Usptream Color è un racconto di catastrofi, ovvero di momenti di rottura, di morfogenesi, di mutamenti di forma. Penso all’uomo che mette i maialini appena nati (dal maiale in cui è stato inserito il verme estratto dalla ragazza) in un sacco di iuta e li getta nel fiume, facendoli annegare (tra l’altro, questo evento scatena un senso di perdita e angoscia nella coppia, facendo sentire i due assediati da una forza impalpabile che è forse il senso di colpa, la sensazione di aver perso qualcosa di importante, forse per sempre).
 
Queste fratture, questi sbalzi quantici che frammentano l’istante e lo rendono eterno, sono gli attimi della scelta (vedi anche lo splendido Mr Nobody) – ma anche la scelta dell’attimo – sono i momenti in cui il sé si scinde, come ogni atomo, e genera traiettorie esistenziali ulteriori, innovative, altre.

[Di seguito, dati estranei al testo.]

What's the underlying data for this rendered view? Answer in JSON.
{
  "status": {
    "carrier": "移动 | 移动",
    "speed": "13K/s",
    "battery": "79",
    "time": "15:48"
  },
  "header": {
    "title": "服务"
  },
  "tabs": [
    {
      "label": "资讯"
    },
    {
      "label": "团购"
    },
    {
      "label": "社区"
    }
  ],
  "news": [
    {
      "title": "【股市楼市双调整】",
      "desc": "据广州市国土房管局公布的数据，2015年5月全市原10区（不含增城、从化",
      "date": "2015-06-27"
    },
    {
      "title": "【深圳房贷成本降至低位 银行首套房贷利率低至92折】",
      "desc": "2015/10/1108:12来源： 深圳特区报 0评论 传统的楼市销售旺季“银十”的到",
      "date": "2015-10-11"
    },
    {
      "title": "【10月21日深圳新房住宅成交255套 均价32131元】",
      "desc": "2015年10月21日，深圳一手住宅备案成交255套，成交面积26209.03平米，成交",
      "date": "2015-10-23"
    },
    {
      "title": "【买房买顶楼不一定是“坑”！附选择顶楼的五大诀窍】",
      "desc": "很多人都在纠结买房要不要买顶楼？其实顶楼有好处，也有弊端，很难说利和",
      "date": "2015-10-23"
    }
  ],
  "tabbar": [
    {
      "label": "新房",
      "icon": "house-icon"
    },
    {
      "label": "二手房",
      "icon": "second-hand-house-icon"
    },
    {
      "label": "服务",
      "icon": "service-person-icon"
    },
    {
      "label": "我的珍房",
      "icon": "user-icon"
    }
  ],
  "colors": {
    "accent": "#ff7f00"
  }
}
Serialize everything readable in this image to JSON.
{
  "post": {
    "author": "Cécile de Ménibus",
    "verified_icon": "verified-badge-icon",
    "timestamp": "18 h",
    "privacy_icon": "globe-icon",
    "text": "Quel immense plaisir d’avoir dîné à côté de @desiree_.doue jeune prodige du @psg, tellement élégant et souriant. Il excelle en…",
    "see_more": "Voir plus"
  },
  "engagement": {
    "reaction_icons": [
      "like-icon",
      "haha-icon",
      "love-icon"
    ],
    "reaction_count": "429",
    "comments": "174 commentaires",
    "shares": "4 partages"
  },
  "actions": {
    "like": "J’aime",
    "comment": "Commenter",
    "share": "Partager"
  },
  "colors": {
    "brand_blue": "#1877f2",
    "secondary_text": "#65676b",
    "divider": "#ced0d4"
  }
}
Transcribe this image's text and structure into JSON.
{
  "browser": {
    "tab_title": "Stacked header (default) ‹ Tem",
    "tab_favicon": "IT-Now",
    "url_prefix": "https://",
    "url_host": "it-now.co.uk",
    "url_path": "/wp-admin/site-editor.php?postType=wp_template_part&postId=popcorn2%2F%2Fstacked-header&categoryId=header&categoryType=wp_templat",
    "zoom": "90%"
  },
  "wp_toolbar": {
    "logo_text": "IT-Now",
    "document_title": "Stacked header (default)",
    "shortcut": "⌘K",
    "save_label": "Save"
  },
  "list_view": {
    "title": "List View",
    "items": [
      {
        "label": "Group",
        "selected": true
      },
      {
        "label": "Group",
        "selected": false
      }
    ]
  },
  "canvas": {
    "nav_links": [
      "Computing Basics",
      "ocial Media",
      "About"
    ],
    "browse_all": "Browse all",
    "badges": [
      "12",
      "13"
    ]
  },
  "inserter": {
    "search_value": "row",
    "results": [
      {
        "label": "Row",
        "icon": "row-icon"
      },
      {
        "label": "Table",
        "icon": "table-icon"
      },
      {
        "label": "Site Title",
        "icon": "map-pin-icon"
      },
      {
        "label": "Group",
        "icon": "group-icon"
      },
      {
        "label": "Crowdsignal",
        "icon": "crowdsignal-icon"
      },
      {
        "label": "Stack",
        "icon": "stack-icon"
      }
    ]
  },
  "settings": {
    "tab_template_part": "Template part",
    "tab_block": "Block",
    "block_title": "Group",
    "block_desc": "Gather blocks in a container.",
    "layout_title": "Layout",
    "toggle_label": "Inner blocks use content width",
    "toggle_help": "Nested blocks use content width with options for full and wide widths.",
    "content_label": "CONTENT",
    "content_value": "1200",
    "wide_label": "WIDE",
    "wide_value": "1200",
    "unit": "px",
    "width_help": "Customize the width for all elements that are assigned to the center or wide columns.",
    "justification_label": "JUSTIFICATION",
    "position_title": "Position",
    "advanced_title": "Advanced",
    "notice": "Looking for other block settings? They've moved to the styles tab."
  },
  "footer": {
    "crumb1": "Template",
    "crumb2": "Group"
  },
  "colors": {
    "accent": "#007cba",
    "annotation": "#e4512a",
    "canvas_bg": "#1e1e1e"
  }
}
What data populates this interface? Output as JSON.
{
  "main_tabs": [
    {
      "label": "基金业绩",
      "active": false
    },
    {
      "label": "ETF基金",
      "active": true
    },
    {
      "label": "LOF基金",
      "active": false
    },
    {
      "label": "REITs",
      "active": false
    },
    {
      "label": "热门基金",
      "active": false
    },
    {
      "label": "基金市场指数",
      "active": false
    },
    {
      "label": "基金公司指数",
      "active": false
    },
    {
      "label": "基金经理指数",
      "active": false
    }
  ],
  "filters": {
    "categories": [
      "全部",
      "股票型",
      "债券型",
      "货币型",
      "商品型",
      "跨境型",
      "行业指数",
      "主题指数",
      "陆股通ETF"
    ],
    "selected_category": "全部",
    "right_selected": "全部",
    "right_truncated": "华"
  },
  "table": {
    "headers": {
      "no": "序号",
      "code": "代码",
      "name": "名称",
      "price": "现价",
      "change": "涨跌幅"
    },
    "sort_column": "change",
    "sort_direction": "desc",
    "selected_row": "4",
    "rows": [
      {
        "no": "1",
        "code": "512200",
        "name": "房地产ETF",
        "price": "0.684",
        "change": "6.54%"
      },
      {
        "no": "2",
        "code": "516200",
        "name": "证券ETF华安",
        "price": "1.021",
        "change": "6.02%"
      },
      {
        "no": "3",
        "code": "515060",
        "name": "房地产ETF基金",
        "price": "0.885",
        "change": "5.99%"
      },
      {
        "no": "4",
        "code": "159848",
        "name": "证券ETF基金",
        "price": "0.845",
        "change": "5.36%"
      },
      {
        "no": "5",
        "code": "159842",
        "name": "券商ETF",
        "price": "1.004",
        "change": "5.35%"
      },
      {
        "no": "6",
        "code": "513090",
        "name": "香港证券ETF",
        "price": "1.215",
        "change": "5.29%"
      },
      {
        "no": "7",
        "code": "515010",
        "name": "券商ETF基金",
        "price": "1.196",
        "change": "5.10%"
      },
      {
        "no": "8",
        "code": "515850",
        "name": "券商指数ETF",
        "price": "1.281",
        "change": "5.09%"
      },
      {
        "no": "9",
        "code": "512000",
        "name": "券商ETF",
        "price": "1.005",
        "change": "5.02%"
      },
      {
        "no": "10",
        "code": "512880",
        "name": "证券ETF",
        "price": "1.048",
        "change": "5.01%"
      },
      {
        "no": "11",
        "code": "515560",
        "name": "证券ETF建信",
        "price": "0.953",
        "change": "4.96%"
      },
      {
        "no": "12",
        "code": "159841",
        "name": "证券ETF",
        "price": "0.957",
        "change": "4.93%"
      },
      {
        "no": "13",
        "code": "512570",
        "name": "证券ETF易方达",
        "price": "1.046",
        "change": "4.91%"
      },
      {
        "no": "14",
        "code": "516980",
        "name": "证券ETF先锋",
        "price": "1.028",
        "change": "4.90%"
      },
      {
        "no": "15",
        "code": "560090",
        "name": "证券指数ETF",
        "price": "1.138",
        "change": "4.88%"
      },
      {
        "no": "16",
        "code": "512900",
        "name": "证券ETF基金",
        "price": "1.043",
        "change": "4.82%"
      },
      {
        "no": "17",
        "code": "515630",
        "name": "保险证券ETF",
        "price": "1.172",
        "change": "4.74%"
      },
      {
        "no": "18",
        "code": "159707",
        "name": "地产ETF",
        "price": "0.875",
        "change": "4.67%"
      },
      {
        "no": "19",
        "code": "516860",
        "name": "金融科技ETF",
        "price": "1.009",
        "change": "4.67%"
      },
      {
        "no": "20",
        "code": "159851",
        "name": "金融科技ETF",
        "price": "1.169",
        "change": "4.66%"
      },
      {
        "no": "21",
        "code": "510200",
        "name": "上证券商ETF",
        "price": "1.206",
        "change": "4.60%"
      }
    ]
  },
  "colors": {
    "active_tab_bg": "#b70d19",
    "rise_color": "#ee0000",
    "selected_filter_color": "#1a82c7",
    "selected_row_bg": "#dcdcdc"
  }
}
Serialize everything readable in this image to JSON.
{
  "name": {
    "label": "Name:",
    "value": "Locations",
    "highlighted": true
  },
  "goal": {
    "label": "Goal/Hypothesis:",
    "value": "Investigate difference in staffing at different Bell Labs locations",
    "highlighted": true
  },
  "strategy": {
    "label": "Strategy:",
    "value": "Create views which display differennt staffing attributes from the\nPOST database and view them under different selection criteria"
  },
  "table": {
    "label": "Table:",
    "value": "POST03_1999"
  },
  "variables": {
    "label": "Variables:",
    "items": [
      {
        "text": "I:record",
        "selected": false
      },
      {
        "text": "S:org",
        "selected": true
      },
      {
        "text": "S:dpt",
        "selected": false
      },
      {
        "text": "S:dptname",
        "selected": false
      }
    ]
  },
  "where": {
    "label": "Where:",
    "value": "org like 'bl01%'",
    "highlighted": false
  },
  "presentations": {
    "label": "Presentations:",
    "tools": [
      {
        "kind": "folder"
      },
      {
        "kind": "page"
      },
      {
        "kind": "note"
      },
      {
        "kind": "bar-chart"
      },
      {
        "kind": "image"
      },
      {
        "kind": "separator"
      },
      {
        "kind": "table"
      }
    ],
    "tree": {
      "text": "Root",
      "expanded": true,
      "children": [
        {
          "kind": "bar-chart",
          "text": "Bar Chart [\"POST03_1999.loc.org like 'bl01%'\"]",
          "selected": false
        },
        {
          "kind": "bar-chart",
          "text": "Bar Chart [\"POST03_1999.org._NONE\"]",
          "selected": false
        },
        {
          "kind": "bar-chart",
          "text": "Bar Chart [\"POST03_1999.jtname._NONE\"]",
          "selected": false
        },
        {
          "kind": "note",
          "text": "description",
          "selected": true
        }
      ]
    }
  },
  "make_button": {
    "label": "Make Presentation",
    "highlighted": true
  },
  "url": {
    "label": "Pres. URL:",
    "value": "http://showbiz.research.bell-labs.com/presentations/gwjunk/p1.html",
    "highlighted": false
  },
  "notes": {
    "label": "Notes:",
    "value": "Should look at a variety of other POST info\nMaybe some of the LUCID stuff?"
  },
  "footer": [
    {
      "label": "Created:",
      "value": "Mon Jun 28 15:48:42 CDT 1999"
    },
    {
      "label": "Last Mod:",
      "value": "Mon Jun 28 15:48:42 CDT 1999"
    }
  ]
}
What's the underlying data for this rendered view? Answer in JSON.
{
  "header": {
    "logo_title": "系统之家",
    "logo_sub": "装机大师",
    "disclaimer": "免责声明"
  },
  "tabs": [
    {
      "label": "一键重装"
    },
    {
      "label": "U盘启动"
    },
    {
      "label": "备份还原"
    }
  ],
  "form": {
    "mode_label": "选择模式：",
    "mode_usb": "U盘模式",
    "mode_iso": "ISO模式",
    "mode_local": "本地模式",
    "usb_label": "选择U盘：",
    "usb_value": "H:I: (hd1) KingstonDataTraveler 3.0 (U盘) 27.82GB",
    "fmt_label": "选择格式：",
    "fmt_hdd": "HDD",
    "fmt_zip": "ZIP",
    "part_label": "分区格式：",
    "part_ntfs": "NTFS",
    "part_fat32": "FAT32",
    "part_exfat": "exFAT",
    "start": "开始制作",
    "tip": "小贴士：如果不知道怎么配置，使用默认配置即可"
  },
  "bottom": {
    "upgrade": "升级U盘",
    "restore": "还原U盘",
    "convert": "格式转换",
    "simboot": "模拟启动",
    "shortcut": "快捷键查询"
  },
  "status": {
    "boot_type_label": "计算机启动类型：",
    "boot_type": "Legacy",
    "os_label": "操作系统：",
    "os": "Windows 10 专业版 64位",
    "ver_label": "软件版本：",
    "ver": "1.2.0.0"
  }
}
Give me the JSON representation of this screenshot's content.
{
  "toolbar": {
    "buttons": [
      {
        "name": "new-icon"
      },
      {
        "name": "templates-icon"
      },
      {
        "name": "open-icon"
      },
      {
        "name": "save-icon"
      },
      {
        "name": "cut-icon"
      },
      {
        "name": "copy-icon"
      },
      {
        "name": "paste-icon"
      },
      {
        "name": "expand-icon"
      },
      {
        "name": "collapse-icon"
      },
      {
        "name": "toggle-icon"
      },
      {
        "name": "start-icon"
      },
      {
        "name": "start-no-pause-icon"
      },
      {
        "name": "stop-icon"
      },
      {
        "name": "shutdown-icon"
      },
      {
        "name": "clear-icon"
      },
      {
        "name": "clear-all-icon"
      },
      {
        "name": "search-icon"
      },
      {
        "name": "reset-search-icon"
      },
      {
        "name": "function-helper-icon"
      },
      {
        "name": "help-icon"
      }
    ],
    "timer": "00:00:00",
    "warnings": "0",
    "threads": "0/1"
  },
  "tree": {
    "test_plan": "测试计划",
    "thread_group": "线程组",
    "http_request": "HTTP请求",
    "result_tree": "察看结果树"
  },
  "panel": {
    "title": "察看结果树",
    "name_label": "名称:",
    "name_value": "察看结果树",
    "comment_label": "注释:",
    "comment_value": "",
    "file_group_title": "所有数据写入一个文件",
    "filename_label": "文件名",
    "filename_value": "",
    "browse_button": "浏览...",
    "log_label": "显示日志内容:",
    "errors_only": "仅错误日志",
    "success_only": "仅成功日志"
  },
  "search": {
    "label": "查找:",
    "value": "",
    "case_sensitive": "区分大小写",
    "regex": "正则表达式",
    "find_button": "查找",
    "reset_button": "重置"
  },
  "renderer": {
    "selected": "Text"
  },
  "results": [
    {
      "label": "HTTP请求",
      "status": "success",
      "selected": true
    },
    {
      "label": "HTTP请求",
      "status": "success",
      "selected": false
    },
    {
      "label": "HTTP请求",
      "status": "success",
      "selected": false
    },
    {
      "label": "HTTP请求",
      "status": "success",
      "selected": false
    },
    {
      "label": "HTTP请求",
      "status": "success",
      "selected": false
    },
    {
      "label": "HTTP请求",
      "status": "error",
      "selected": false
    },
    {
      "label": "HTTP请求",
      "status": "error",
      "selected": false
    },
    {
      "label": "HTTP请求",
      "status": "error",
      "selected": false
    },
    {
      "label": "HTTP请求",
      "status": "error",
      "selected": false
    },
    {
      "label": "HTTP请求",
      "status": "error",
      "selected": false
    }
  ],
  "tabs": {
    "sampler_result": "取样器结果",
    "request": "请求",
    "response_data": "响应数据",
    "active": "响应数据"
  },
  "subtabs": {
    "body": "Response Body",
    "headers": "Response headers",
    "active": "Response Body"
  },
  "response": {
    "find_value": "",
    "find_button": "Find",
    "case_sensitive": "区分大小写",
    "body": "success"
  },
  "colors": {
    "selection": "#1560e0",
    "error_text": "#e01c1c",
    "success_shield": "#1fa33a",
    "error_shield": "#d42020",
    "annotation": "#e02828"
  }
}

Quando la frattura deriva dall’orrore (perché abbiamo scelto di non scegliere, perché abbiamo taciuto o urlato troppo, perché abbiamo fatto o non fatto quella cosa, perché questo o quell’altro) allora il sé percorre sentieri di morte, sporchi di fango, e passiamo la vita nel recinto dei maiali, ma con la consapevolezza, dilaniante e insopportabile, dell’immensità del mondo che non vedremo mai, e che sarà sempre dentro di noi.
 
Upstream Color è tutto questo, o meglio: non è niente di tutto questo.
Questa è soltanto la mia storia, il mio viaggio intorno a una pietra che rotola.
Perché sono confuso e ho paura, è notte e sono da solo nel bosco.
E cerco disperatamente la poesia che mi indichi la strada verso casa.